Some of our findings, particularly those related to antiarrhythmic drug utilization, are similar to those reported by the Euro Heart Survey18,19
and the RecordAF20,21
However, these registries were primarily cross-sectional in nature and therefore do not permit the longitudinal perspective contained in the current report.
Other observational databases have provided information on AF treatment patterns in the U.S. since AFFIRM and RACE, and suggest an impact of these trials on AF treatment patterns. Similar changes in Class IA, IC, and III antiarrhythmic drug prescriptions were reported between the 12-month periods ending June 2003 and June 2004.23
In smaller observational studies from two university medical centers and in selected patient populations in isolated U.S. states or Canadian provinces, usage of both cardioversion and AADs was also reported to decline after the publication of AFFIRM and RACE.24,25
However, data are not available on whether these declines were temporary or sustained, nor is this information nationally representative. In addition, previous publications do not provide information on trends in AF hospitalizations following AFFIRM and RACE, yet hospitalization is the largest single driver of AF treatment cost.
Given the magnitude of AF hospitalization treatment costs, this post-AFFIRM/RACE decline in AF-related hospitalizations is intriguing not only from a clinical, but also from a health economic perspective. Analysis of the AFFIRM trial demonstrated that a rate control strategy was clinically equivalent (to marginally more effective) and significantly less costly than a rhythm control strategy using AADs.26
Whether the apparent shift back towards rhythm control interventions seen in the later years of our analysis represents cost-effective care remains to be established.
The present data may also have implications for the use of hospitalization as an endpoint in AF clinical trials. Although post hoc analysis from the AFFIRM trial demonstrated that patients hospitalized during follow-up faced an increased risk of subsequent mortality,27
there are potentially many factors that may influence the likelihood of AF hospitalizations, including the local availability of outpatients services, the financial incentives and disincentives of differing payment models, physician training and habits, and patient preferences and expectations.

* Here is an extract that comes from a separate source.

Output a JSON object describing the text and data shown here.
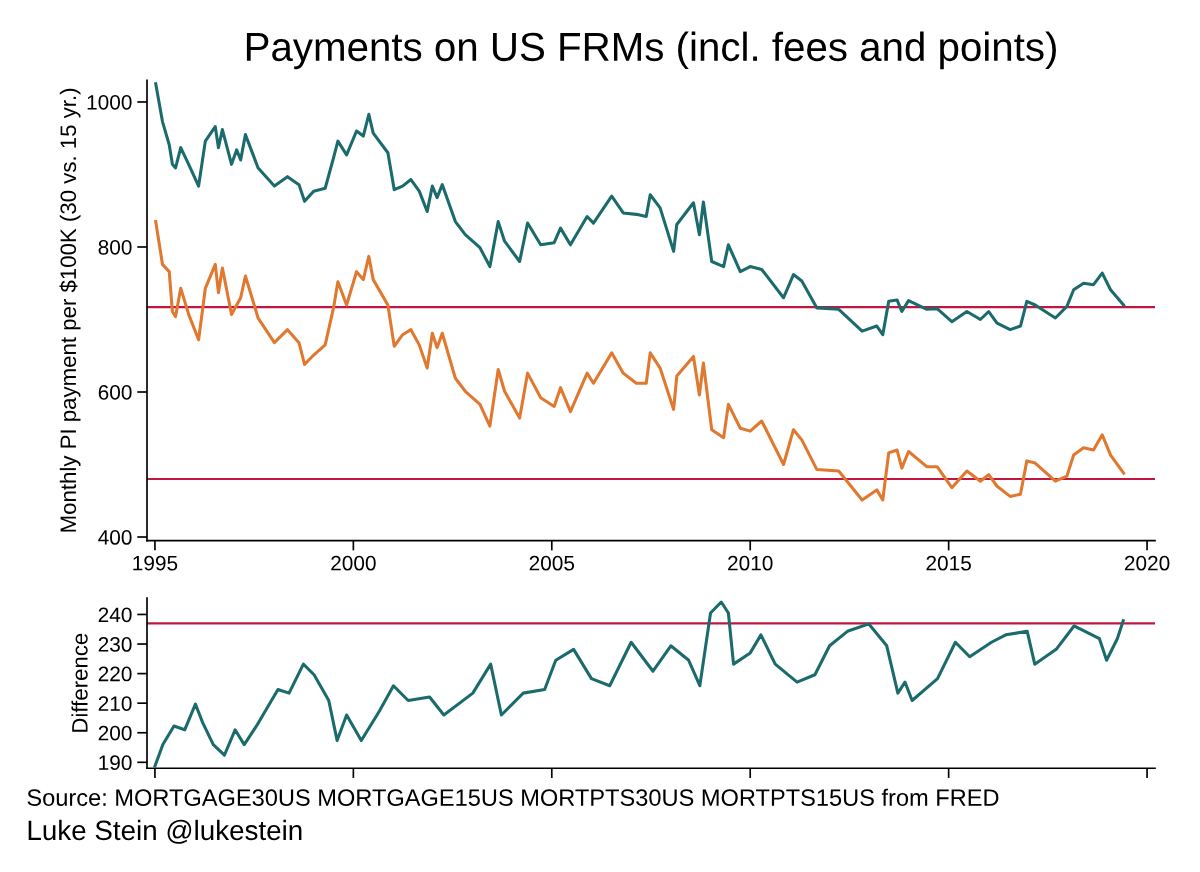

Our data suggest that patients and physician attitudes toward rhythm vs. rate control likely also influence hospitalization rates.
There are a number of limitations associated with this analysis. Given that NIS is based on claims data from a sampling of U.S. hospitals, figures for number of hospitalizations and procedures are necessarily estimates rather than exact counts. Since HCUPNet provided information only on hospitalization and inpatient procedures, this study does not capture information on non-pharmacologic outpatient rhythm management of AF, and is therefore an incomplete picture of rhythm control treatment patterns. Some trends observed in inpatient treatment patterns may be related to shifting of care to the outpatient setting. There are no specific ICD-9 codes for AF ablation or AF cardioversion, complicating the estimation of the inpatient volume for these procedures. We therefore reported these principal procedures for any principal diagnosis of AF, but recognize that these designations may not always be accurate. We have not examined admission-level data to assess factors associated with these trends in a multivariate context. For IMS National Prescription Audit™ data, prescription data are not specific for the AF diagnosis, so total prescription numbers also represent use for other diagnoses in addition to AF, though we believe AF is the most common indication for each of these drug classes. Finally, our attribution of the temporal trends we observed to the AFFIRM and RACE trials is speculative. These observed changes cannot be attributed with certainty to the publication of AFFIRM and RACE, as multiple factors may drive changes in clinical practice, including the dissemination of other scientific evidence, commentary from opinion leaders, changing guidelines, media coverage, and various other factors.